Todo ello nos deja como conclusión que habrá elecciones y vuelta a empezar. ¿Qué nos depararán? Complicado saberlo. Las encuestas que se vienen realizando en los últimos meses otorgan un favoritismo al Likud de Benjamín Netanyahu…pero sin mayoría. Si finalmente tiene lugar este escenario, deberá pactar. Si gana Livni, tampoco estará exenta de la obligación de buscar compañeros de gobierno. En uno y otro caso habrá un beneficiado: los laboristas de Barack, tercera fuerza política del país.
Otros aspectos colaterales y no menos importantes derivados de la crisis gubernamental israelí afectan a las relaciones con sus vecinos regionales. Por ejemplo, el proceso de paz con los palestinos que ha quedado suspendido. Lo mismo puede decirse de las relaciones con Siria o Líbano.

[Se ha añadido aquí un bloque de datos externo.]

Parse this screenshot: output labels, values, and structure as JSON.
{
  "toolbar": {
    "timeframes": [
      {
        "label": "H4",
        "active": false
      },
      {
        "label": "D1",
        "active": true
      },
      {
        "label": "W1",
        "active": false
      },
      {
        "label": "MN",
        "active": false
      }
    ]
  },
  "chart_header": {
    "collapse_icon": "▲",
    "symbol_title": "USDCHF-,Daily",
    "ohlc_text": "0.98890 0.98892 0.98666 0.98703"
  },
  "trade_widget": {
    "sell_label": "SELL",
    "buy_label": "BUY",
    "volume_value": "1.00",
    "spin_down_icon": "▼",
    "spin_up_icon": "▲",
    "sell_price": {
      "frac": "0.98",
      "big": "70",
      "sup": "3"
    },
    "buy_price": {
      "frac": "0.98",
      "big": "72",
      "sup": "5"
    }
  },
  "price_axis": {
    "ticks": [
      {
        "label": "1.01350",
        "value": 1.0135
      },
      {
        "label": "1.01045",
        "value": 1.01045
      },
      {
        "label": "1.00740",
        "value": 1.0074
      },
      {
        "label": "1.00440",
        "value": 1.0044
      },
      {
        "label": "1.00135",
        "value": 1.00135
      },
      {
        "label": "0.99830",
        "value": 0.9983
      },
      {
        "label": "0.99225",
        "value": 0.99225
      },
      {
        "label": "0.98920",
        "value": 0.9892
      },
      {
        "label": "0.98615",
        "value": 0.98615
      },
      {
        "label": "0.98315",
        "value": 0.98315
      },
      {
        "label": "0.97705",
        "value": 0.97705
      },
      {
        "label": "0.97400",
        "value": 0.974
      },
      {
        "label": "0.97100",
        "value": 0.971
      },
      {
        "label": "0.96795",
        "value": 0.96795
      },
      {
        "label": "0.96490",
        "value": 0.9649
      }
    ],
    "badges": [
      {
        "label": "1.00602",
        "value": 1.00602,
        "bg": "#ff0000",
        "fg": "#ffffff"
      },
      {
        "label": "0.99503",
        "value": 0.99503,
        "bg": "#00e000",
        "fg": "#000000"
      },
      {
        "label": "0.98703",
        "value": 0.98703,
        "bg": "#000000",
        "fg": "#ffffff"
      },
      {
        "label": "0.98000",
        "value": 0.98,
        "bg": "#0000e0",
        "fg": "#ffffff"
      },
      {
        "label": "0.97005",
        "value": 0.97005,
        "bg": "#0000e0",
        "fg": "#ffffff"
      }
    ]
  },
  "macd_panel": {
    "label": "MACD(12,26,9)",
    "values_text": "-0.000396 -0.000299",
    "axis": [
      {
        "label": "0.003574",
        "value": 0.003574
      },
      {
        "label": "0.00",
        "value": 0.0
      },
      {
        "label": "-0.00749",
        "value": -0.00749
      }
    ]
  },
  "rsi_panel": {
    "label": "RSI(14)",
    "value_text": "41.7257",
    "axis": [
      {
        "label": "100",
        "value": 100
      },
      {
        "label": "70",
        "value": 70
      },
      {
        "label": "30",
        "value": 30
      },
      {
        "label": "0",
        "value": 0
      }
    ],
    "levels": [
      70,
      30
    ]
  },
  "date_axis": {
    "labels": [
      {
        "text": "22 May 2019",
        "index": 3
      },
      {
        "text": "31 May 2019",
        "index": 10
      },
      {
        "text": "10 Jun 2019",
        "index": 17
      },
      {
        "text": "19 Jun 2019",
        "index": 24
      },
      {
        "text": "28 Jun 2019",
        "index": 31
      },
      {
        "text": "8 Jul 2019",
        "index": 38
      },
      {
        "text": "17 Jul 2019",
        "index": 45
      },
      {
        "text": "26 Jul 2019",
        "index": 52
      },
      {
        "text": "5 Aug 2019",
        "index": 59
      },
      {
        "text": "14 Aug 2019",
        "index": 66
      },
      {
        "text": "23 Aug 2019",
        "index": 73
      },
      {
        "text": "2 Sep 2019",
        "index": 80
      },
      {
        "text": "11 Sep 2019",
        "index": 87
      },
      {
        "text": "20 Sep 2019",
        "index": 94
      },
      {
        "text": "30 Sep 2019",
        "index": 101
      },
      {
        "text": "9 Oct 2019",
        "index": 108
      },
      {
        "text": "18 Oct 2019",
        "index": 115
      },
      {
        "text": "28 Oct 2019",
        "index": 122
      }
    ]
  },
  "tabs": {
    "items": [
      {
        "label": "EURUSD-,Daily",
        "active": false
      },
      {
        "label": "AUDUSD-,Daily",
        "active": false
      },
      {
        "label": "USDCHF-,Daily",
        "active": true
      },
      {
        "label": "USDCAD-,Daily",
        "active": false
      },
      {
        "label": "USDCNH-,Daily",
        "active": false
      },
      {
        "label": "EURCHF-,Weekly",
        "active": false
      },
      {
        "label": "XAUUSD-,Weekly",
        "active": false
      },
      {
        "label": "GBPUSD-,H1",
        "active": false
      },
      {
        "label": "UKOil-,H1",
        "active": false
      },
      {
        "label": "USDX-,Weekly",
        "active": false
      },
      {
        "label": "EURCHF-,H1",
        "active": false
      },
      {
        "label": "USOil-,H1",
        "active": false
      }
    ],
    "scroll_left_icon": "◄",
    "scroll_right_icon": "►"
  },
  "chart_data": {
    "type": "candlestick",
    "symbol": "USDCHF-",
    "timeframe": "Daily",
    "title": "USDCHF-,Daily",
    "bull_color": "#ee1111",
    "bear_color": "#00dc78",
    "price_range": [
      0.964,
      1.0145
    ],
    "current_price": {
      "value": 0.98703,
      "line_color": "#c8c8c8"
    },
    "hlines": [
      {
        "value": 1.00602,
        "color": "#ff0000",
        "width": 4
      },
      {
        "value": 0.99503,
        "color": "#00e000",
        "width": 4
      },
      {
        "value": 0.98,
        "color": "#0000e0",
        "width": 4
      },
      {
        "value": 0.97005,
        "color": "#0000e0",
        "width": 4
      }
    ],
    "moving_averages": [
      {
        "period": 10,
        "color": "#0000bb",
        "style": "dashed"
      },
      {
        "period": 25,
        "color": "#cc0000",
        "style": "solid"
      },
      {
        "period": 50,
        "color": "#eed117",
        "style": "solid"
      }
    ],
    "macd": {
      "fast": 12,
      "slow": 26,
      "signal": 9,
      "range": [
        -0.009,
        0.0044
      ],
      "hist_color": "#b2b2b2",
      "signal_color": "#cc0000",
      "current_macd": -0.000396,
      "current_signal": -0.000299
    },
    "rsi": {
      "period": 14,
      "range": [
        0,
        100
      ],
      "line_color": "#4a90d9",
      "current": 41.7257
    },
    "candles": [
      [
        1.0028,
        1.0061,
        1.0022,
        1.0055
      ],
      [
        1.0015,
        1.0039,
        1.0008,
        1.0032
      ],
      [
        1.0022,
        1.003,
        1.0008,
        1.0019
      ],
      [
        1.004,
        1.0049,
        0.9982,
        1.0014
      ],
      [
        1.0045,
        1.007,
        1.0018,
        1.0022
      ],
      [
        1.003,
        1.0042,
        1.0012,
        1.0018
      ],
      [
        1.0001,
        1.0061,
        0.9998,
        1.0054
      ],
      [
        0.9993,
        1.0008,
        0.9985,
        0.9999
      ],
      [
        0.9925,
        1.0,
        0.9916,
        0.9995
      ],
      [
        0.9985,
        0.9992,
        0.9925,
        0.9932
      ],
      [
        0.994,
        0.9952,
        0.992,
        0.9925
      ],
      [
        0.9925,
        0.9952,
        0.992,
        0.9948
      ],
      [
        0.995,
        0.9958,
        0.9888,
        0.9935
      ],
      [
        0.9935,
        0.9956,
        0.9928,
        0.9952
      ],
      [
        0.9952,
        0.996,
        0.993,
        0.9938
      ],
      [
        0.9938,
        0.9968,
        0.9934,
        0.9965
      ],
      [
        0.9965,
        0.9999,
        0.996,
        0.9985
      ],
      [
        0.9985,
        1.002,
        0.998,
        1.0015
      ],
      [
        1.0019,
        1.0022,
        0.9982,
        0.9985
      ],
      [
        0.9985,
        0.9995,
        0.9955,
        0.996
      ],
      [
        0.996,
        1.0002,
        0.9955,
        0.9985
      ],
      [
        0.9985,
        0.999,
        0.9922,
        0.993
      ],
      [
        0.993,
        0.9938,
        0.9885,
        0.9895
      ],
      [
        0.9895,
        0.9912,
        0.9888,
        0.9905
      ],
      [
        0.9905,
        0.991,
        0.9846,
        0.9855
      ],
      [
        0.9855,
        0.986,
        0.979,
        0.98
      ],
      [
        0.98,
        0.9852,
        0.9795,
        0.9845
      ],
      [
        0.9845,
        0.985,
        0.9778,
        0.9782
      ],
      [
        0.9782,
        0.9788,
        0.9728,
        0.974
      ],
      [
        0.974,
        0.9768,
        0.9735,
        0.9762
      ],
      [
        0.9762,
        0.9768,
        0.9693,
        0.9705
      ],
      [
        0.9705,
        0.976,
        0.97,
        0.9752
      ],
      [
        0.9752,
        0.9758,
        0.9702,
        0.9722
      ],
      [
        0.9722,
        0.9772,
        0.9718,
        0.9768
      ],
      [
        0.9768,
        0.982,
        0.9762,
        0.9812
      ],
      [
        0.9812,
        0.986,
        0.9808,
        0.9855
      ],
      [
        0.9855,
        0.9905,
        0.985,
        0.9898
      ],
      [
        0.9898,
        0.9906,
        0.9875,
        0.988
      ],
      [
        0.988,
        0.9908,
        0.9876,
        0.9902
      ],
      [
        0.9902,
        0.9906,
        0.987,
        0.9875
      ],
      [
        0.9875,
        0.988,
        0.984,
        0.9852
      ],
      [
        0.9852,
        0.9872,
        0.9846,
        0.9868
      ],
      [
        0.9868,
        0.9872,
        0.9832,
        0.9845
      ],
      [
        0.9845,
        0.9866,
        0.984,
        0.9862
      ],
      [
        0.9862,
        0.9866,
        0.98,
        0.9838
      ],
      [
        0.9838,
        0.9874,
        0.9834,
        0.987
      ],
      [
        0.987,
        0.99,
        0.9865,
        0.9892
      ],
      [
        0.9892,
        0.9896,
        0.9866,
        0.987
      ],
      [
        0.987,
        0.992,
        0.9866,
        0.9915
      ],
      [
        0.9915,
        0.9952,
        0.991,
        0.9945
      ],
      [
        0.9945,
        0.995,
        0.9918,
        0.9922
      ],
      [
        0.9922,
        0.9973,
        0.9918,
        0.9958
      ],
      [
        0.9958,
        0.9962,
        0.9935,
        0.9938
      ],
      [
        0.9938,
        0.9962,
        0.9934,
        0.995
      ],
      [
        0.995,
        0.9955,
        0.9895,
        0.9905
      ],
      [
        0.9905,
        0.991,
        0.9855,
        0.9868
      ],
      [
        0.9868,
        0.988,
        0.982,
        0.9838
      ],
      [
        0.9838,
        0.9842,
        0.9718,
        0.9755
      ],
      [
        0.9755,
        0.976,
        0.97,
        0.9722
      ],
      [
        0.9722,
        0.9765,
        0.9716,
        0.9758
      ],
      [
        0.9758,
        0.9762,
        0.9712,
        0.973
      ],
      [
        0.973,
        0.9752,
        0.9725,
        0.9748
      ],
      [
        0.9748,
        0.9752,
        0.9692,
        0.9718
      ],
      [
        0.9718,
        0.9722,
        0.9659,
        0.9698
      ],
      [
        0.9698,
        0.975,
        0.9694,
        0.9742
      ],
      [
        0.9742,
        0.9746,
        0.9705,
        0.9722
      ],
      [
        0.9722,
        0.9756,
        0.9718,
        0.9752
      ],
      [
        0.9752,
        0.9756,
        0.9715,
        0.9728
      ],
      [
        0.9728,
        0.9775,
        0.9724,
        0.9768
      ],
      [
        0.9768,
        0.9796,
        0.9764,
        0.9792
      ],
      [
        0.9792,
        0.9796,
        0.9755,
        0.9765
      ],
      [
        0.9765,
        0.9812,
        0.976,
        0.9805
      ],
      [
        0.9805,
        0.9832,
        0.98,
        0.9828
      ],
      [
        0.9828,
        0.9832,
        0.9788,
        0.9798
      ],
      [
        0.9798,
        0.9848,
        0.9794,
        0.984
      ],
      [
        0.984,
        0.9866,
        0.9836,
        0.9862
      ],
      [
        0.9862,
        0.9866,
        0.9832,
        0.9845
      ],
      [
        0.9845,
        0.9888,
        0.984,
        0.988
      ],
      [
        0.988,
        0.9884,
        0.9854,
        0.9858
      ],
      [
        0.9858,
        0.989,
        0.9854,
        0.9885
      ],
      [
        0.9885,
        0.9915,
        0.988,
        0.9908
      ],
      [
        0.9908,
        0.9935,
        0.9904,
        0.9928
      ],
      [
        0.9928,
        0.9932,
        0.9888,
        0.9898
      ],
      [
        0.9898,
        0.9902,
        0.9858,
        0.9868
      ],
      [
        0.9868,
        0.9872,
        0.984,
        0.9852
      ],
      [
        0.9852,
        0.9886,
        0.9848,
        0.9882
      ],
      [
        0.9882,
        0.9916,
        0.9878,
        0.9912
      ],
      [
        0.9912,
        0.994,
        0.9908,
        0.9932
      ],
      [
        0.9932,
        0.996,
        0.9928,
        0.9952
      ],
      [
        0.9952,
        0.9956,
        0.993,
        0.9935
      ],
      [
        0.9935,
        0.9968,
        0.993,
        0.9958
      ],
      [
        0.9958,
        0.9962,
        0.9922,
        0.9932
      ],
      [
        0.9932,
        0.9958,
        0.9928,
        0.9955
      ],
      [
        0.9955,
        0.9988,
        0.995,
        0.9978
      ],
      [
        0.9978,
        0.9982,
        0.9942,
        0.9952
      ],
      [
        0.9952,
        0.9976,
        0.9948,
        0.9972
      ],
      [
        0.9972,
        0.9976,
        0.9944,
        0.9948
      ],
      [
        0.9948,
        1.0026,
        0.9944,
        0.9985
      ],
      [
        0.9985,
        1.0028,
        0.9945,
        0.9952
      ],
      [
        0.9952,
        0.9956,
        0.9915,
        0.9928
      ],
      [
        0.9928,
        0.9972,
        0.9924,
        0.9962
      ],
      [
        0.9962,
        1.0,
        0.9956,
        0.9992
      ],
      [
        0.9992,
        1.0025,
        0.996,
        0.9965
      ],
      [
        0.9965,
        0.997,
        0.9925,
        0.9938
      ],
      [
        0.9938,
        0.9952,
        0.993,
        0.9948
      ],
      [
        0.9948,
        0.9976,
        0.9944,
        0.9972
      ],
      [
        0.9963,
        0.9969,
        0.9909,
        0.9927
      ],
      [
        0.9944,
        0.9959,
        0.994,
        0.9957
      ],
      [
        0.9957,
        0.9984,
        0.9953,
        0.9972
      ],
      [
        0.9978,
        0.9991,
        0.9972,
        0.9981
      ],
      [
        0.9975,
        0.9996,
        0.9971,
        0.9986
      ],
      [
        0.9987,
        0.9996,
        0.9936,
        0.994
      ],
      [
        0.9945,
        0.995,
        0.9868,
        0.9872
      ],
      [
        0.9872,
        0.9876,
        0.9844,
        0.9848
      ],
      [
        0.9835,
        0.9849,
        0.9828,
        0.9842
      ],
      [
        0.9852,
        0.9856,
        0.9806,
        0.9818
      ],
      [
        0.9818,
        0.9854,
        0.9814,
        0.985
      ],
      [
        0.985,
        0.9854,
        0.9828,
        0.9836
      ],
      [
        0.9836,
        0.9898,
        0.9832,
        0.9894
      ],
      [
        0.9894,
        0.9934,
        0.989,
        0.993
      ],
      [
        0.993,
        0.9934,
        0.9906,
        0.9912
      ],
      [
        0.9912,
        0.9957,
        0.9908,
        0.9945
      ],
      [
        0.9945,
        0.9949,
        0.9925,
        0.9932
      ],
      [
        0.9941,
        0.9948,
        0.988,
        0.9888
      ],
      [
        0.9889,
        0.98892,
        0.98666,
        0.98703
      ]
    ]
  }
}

Los interrogantes se acrecientan puesto que la política de Livni hacia la Autoridad Nacional Palestina (ANP) nada tiene que ver con la de Netanyahu. Aquélla es protagonista directa de Annopolis y apostó por llegar a un acuerdo. Se pospondrá. La gran apuesta de Bush para 2008 tiene como destino el impass…o incluso la anulación. Oriente Medio sigue siendo un puzzle de complicada solución. Las intrigas políticas de Israel constituyen un factor esencial para que esta situación se prolongue.